Pelo terceiro trimestre a administração tinha encontrado um discurso que evitava autocrítica:

"Nos encontramos hoje em um momento de consolidação e de reorganização dos principais processos do nosso negócio e o início da construção de uma nova fase de crescimento. Nossos resultados recentes refletem esta fase de transição pela qual estamos passando."

Impacto pleno das medidas em 2009!

Mais preocupante é o seguinte que indica que teremos que esperar até 2009 para ver o "impacto pleno" das medidas sendo tomadas:

"A expectativa de grande crescimento do mercado CFT no Brasil, aliada à preferência pela nossa marca, à diferenciação dos nossos produtos e à qualidade da relação que temos com nosso canal de vendas, sustentam nossa confiança no sucesso desta nova fase de expansão nos próximos anos.
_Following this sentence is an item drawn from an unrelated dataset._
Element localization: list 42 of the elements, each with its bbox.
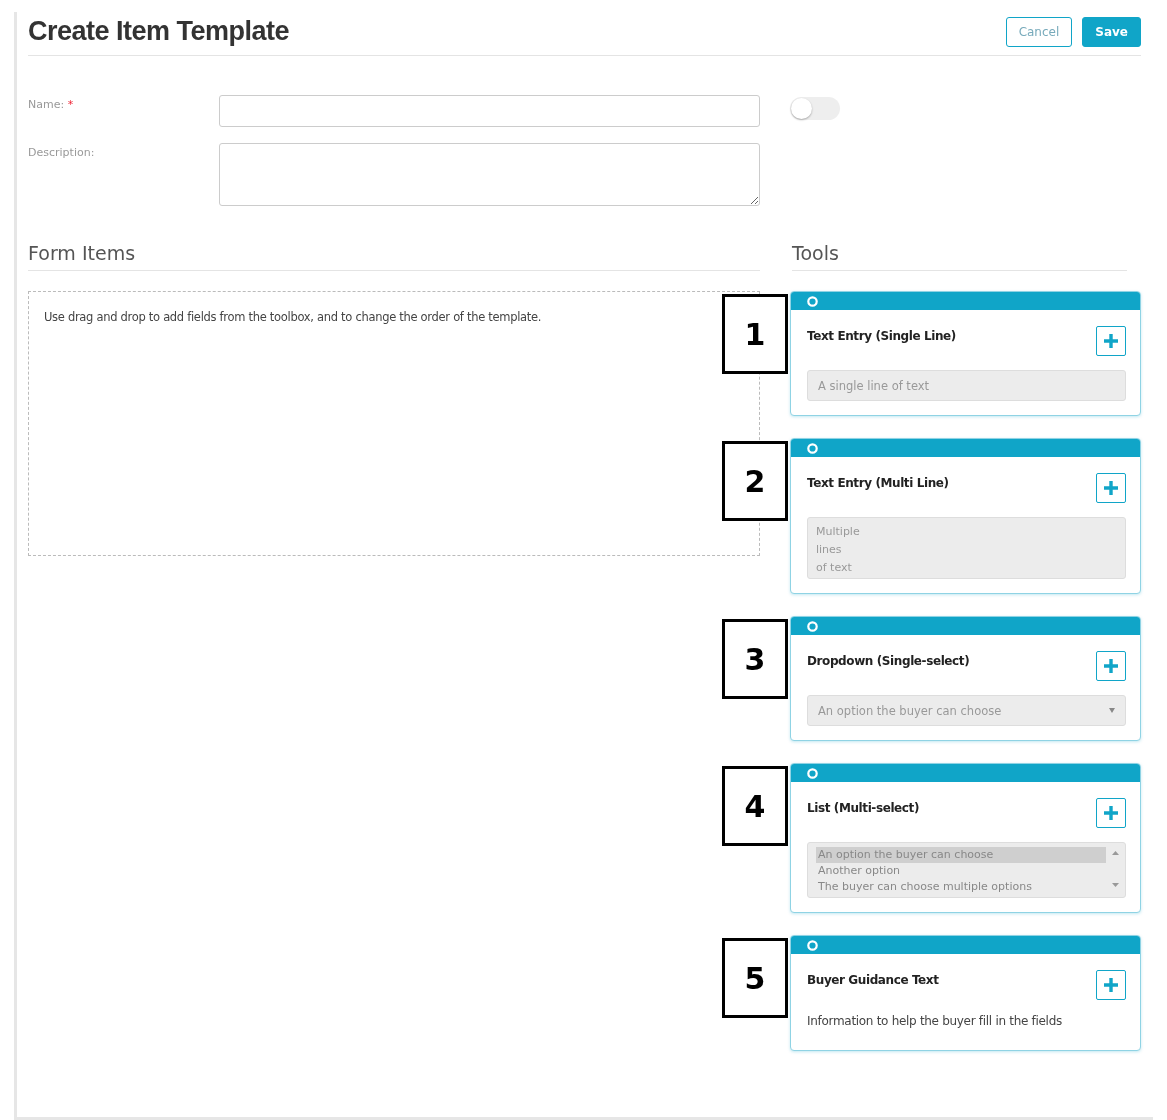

Este programa já iniciado no segundo semestre deste ano terá o seu impacto pleno em 2009, pois é composto de iniciativas de maturação de curto e médio prazos."

Investimentos revisados para baixo

Finalmente é desanimador ler que "A meta de R$ 175 milhões de investimento em imobilizado para o ano de 2007 foi revisada para R$ 130 milhões. Esta redução no plano de investimentos do corrente exercício deve-se a: (i) revisão do programa de capacitação em decorrência das vendas neste ano terem ficado abaixo das expectativas da empresa; e (ii) postergação de alguns projetos por conta de mudança organizacional com terceirização na área de Tecnologia da Informação."

Análise de Múltiplos

Alerta de sempre

Como sempre, alertamos que a Tabela de Dados é sujeita a todo tipo de distorção, com destaque para os efeitos da inflação e das variações cambiais. Aqui estamos mais interessados em tendências e ordens de grandeza do que números precisos. Para facilitar a comparação com o período anterior, usamos "dólares ajustados" para os anos a partir de 1999, fortemente impactados pela desvalorização.
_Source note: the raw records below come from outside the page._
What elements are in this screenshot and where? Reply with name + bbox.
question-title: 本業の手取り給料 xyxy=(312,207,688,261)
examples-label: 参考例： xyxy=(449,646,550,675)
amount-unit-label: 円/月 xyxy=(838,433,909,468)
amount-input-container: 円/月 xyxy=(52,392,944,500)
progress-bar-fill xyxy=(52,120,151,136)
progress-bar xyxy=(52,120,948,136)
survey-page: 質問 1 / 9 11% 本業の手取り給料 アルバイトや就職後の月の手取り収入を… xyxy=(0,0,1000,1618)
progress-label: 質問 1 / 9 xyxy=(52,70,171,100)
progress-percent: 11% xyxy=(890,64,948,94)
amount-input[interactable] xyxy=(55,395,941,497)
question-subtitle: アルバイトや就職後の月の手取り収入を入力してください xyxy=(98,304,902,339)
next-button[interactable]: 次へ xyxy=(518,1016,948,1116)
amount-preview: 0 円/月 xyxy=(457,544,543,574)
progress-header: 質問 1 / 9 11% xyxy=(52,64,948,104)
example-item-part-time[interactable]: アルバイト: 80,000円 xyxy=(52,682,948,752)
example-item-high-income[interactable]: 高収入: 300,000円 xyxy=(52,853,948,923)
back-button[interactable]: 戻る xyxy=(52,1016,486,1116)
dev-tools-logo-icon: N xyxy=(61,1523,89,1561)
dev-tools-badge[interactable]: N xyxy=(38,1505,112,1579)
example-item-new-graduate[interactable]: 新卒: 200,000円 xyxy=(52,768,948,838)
Não se deve atribuir importância excessiva à previsão de lucro para 2008, feita por computador. Por razões de espaço exibimos somente 10 anos da Tabela, que vai de 1995 a 2008 (14 anos).

Indicadores atuais 50% abaixo de suas médias

Os indicadores atuais de mercado possuem uma clara vantagem sobre níveis passados com tanto o preço/lucro quanto o preço/patrimônio líquido mais de 50% abaixo de suas médias de 4 anos. Não se vê redução comparável no retorno sobre o patrimônio líquido previsto para 2007 e 2008, cujo nível está cerca de 7% abaixo da média dos 4 anos anteriores.

Queda de lucro não é evento excepcional

Mas é claro que a preocupação dos investidores se refere à queda do lucro em 2007 após pelo menos 5 anos de forte expansão.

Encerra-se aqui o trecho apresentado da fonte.